The case was one of the first in which a judge in the United States had ruled that a restraining order had been violated by contact made through MySpace.

3 min read
In one of the first rulings of its kind, a Staten Island judge has said that a teenage girl could be charged with violating a restraining order by using MySpace.com to reach out to people she was told not to contact.

The girl, Melisa Fernino, 16, of West Brighton, Staten Island, was charged with three counts of criminal contempt in September after she was accused of sending a MySpace "friend request" to Sandra Delgrosso and her two daughters on August 23. The order was put in place after Fernino made several violent threats against Delgrosso, who had dated her father, and against her two daughters, said a Staten Island official who insisted on anonymity because the case originated in Family Court, where proceedings are private.

On Wednesday, Judge Matthew A. Sciarrino Jr. of Staten Island Criminal Court turned down Fernino's request to dismiss the contempt charges, ruling that MySpace was a form of contact just like speaking in person or by telephone and that the order of restraint had barred any sort of contact with the Delgrossos. The judge's decision was reported on Thursday in The Staten Island Advance.

"The defendant should not be exculpated because she, instead of contacting her victims directly, used MySpace," Judge Sciarrino wrote.

According to the Staten Island district attorney's office and other prosecutors who specialize in cyber crimes, it was one of the first cases in which a judge in the United States had ruled that a restraining order had been violated by contact made through MySpace, a social networking Web site. According to the News Corp., which bought the site in 2005, MySpace has more than 70 million members, who can initiate contact with one another by sending "friend requests." The Delgrossos had MySpace accounts.

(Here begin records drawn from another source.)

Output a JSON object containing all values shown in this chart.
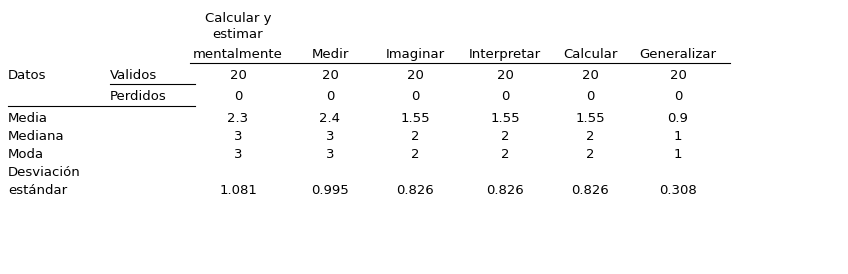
{
  "col_header_line1": "Calcular y",
  "col_header_line2": "estimar",
  "col_headers": [
    "mentalmente",
    "Medir",
    "Imaginar",
    "Interpretar",
    "Calcular",
    "Generalizar"
  ],
  "row_labels_col1": [
    "Datos",
    "",
    "Media",
    "Mediana",
    "Moda",
    "Desviación",
    "estándar"
  ],
  "row_labels_col2": [
    "Validos",
    "Perdidos",
    "",
    "",
    "",
    "",
    ""
  ],
  "data_values": [
    [
      "20",
      "20",
      "20",
      "20",
      "20",
      "20"
    ],
    [
      "0",
      "0",
      "0",
      "0",
      "0",
      "0"
    ],
    [
      "2.3",
      "2.4",
      "1.55",
      "1.55",
      "1.55",
      "0.9"
    ],
    [
      "3",
      "3",
      "2",
      "2",
      "2",
      "1"
    ],
    [
      "3",
      "3",
      "2",
      "2",
      "2",
      "1"
    ],
    [
      "",
      "",
      "",
      "",
      "",
      ""
    ],
    [
      "1.081",
      "0.995",
      "0.826",
      "0.826",
      "0.826",
      "0.308"
    ]
  ],
  "bg_color": "#ffffff",
  "text_color": "#000000",
  "font_size": 9.5
}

Joseph DeMarco, an adjunct professor at Columbia Law School and the former chief of the computer crimes unit at the United States attorney's office in Manhattan, said that as technology advances, judges will have to determine whether various forms of online contact violate restraining orders.

DeMarco said that a spectrum could emerge with, say, direct e-mail messages from one person to another being prohibited, but a post to a bulletin board or blog that both people frequent causing less concern.

He added that a MySpace "friend request" seemed to him more like direct contact by e-mail.

"This does not seem to me to be pushing the court's jurisdiction or twisting settled points of law out of shape," he said.

Fernino faces up to a year in prison if convicted on the contempt charges. Her lawyer did not return calls on Thursday seeking comment.

Judge Sciarrino's order, which managed to quote both Wikipedia and "Hamlet," meanwhile served as something of a primer for the technologically challenged.

"Those friends thou hast and their adoption tried, Grapple them unto thy soul with hoops of steel," the judge wrote, adding: "But not when an order of protection prohibits someone from communicating with another."

"While it is true," he also wrote, "that the person who receives the 'friend request' could simply deny the request to become 'friends,' that request was still a contact and 'no contact' was allowed by the order of the protection."